This is awesome.
So the English word “serendipity”, which is difficult to translate into other languages, comes from a story named The Three Princes of Serendip. If you’re interested, you can read story in it’s entirety (it’s short) on Wikipedia.
The strangest part is when one of the princes deduces that a woman was nearby:
I guessed that the camel must have carried a woman, because I had noticed that near the tracks where the animal had knelt down the imprint of a foot was visible. Because some urine was near by, I wet my fingers and as a reaction to its odour I felt a sort of carnal concupiscence, which convinced me that the imprint was of a woman’s foot.
Which basically means that this guy noticed a puddle of pee, dipped his fingers in it, smelled his fingers, then got horny, plus or minus hard-on.

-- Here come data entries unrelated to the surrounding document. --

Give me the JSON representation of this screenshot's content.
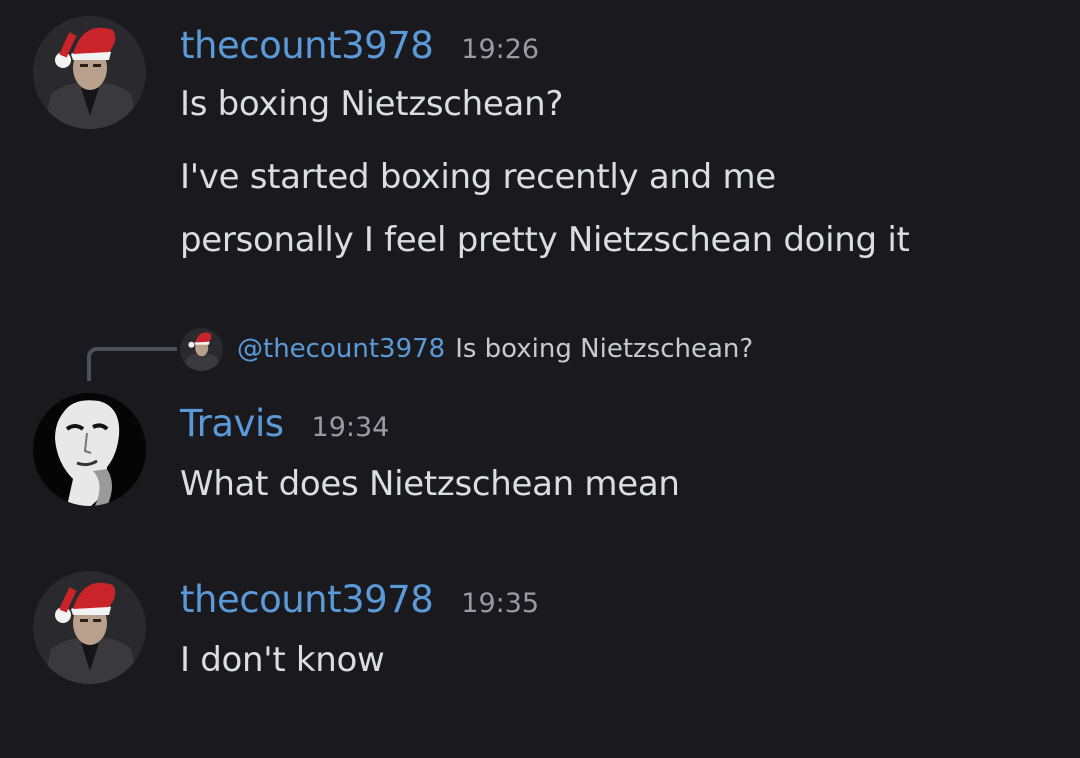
{
  "messages": [
    {
      "author": "thecount3978",
      "time": "19:26",
      "avatar": "santa-hat-man-avatar",
      "lines": [
        "Is boxing Nietzschean?",
        "I've started boxing recently and me",
        "personally I feel pretty Nietzschean doing it"
      ]
    },
    {
      "author": "Travis",
      "time": "19:34",
      "avatar": "bw-face-avatar",
      "reply_to": {
        "mention": "@thecount3978",
        "text": "Is boxing Nietzschean?"
      },
      "lines": [
        "What does Nietzschean mean"
      ]
    },
    {
      "author": "thecount3978",
      "time": "19:35",
      "avatar": "santa-hat-man-avatar",
      "lines": [
        "I don't know"
      ]
    }
  ],
  "colors": {
    "background": "#1a1a1e",
    "username": "#5b9ad8",
    "timestamp": "#9a9ba0",
    "text": "#dcdde0",
    "reply_line": "#4e5058"
  }
}
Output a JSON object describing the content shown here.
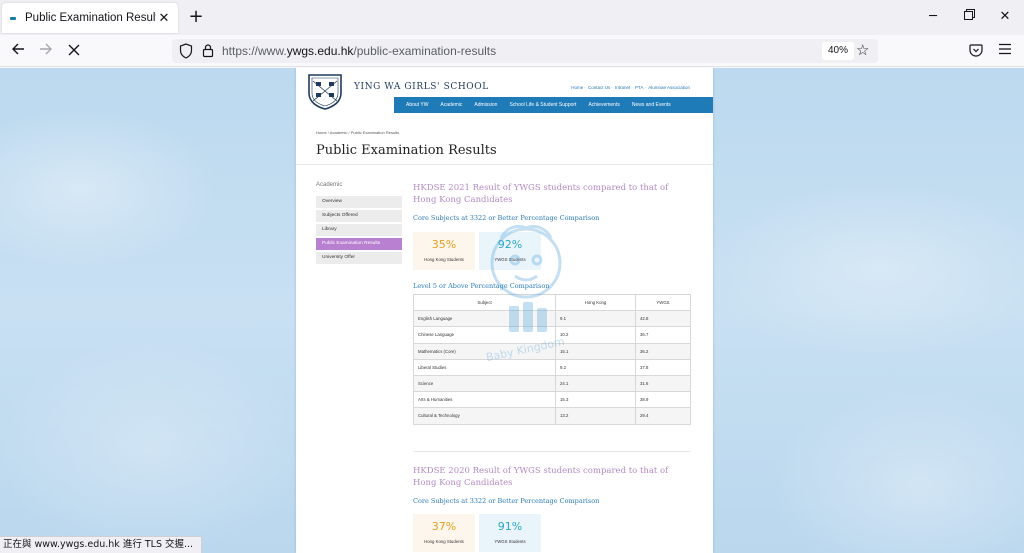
{
  "browser": {
    "tab_title": "Public Examination Results | Ying",
    "url_prefix": "https://www.",
    "url_domain": "ywgs.edu.hk",
    "url_path": "/public-examination-results",
    "zoom": "40%",
    "status_text": "正在與 www.ywgs.edu.hk 進行 TLS 交握..."
  },
  "site": {
    "school_name": "YING WA GIRLS' SCHOOL",
    "top_links": [
      "Home",
      "Contact Us",
      "Intranet",
      "PTA",
      "Alumnae Association"
    ],
    "main_nav": [
      "About YW",
      "Academic",
      "Admission",
      "School Life & Student Support",
      "Achievements",
      "News and Events"
    ],
    "breadcrumb": [
      "Home",
      "Academic",
      "Public Examination Results"
    ],
    "page_title": "Public Examination Results"
  },
  "sidebar": {
    "heading": "Academic",
    "items": [
      "Overview",
      "Subjects Offered",
      "Library",
      "Public Examination Results",
      "University Offer"
    ],
    "active_index": 3
  },
  "hkdse2021": {
    "heading": "HKDSE 2021 Result of YWGS students compared to that of Hong Kong Candidates",
    "core_title": "Core Subjects at 3322 or Better Percentage Comparison",
    "core_hk_value": "35%",
    "core_hk_label": "Hong Kong Students",
    "core_yw_value": "92%",
    "core_yw_label": "YWGS Students",
    "level5_title": "Level 5 or Above Percentage Comparison",
    "table_headers": [
      "Subject",
      "Hong Kong",
      "YWGS"
    ],
    "rows": [
      [
        "English Language",
        "9.1",
        "42.8"
      ],
      [
        "Chinese Language",
        "10.2",
        "36.7"
      ],
      [
        "Mathematics (Core)",
        "15.1",
        "36.2"
      ],
      [
        "Liberal Studies",
        "9.2",
        "37.8"
      ],
      [
        "Science",
        "24.1",
        "31.6"
      ],
      [
        "Arts & Humanities",
        "15.3",
        "38.9"
      ],
      [
        "Cultural & Technology",
        "13.2",
        "29.4"
      ]
    ]
  },
  "hkdse2020": {
    "heading": "HKDSE 2020 Result of YWGS students compared to that of Hong Kong Candidates",
    "core_title": "Core Subjects at 3322 or Better Percentage Comparison",
    "core_hk_value": "37%",
    "core_hk_label": "Hong Kong Students",
    "core_yw_value": "91%",
    "core_yw_label": "YWGS Students"
  },
  "watermark_text": "Baby Kingdom",
  "icons": [
    "back-arrow-icon",
    "forward-arrow-icon",
    "stop-icon",
    "shield-icon",
    "lock-icon",
    "star-icon",
    "pocket-icon",
    "menu-icon",
    "minimize-icon",
    "restore-icon",
    "window-close-icon",
    "plus-icon"
  ]
}
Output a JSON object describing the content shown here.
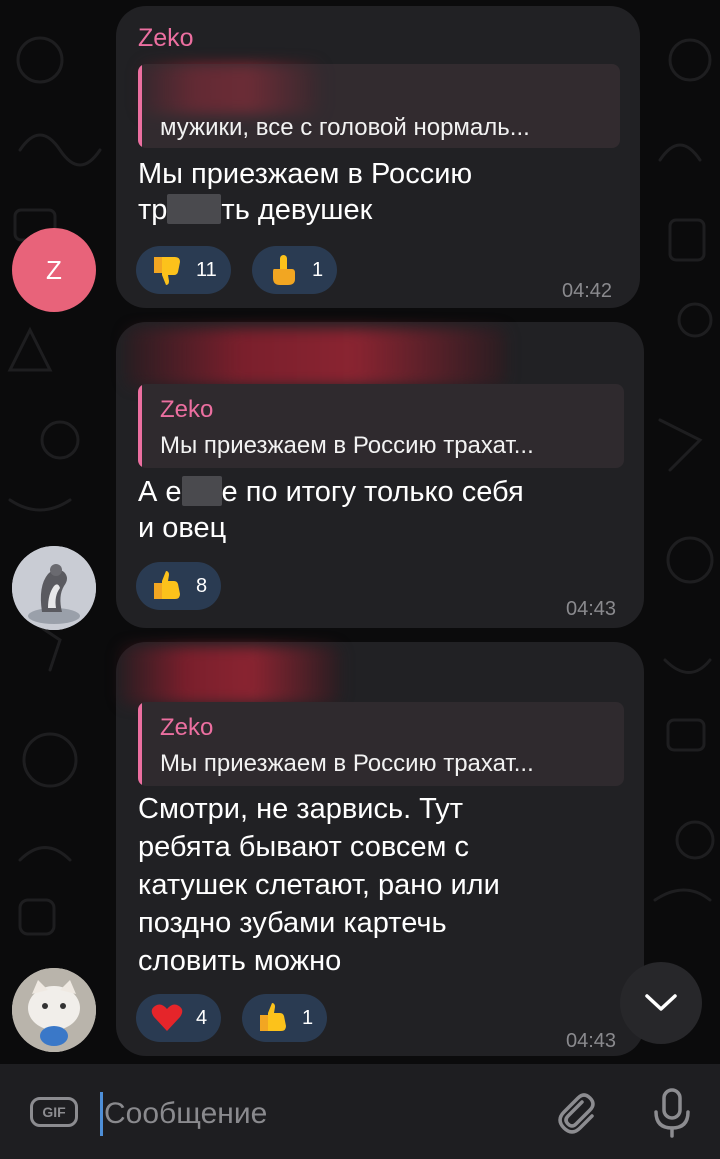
{
  "messages": [
    {
      "sender": "Zeko",
      "reply_text": "мужики, все с головой нормаль...",
      "text_line1": "Мы приезжаем в Россию",
      "text_line2_a": "тр",
      "text_line2_b": "ть девушек",
      "reactions": [
        {
          "emoji": "thumbs-down",
          "count": "11"
        },
        {
          "emoji": "middle-finger",
          "count": "1"
        }
      ],
      "time": "04:42",
      "avatar_letter": "Z"
    },
    {
      "reply_name": "Zeko",
      "reply_text": "Мы приезжаем в Россию трахат...",
      "text_line1_a": "А е",
      "text_line1_b": "е по итогу только себя",
      "text_line2": "и овец",
      "reactions": [
        {
          "emoji": "thumbs-up",
          "count": "8"
        }
      ],
      "time": "04:43"
    },
    {
      "reply_name": "Zeko",
      "reply_text": "Мы приезжаем в Россию трахат...",
      "text_lines": [
        "Смотри, не зарвись. Тут",
        "ребята бывают совсем с",
        "катушек слетают, рано или",
        "поздно зубами картечь",
        "словить можно"
      ],
      "reactions": [
        {
          "emoji": "red-heart",
          "count": "4"
        },
        {
          "emoji": "thumbs-up",
          "count": "1"
        }
      ],
      "time": "04:43"
    }
  ],
  "input": {
    "placeholder": "Сообщение",
    "gif_label": "GIF"
  },
  "colors": {
    "background": "#0b0b0c",
    "bubble": "#212124",
    "sender_name": "#ec6fa0",
    "reaction_pill": "#2a3b52",
    "time": "#8a8a8e",
    "input_bar": "#1e1e21",
    "caret": "#4e8fd8",
    "avatar_z": "#e8637a"
  }
}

That is some medieval Sherlock Homes deduction shit going on there. What if he later found out it was really moose pee? Would he be able to admit to himself that he was sexually attracted to moose?
Sometimes, my sarcastic humour is so dry and subtle that people who don’t know me very well think I’m being serious. I try to say things that are so ridiculous they can only be taken as a joke, but it doesn’t always work. Example:
Yesterday, Jairus made pulled pork sandwiches (took him 8 hours!) that smelled soooo good they made me hungry, even though I had just eaten a huge dinner. As we were watching A Jihad For Love (about the coexistence of homosexuality and Islam), Jesse said, “Too bad these Muslims wouldn’t be able to enjoy this delicious pulled pork sandwich”. I said, “Oh, cause it’s pulled”, in a tone like I had just realized something, but what I thought was a joking manner. Everyone turned their heads at me, Ian said, “Cause it’s pork, yeah”, and he lingered on that yeah really slowly, like he was embarrassed for me, then everyone turned back to the TV. I’m pretty sure they all think I’m an idiot now, and that I thought Muslims have something against animals when they’re slow-cooked in vinegar sauce.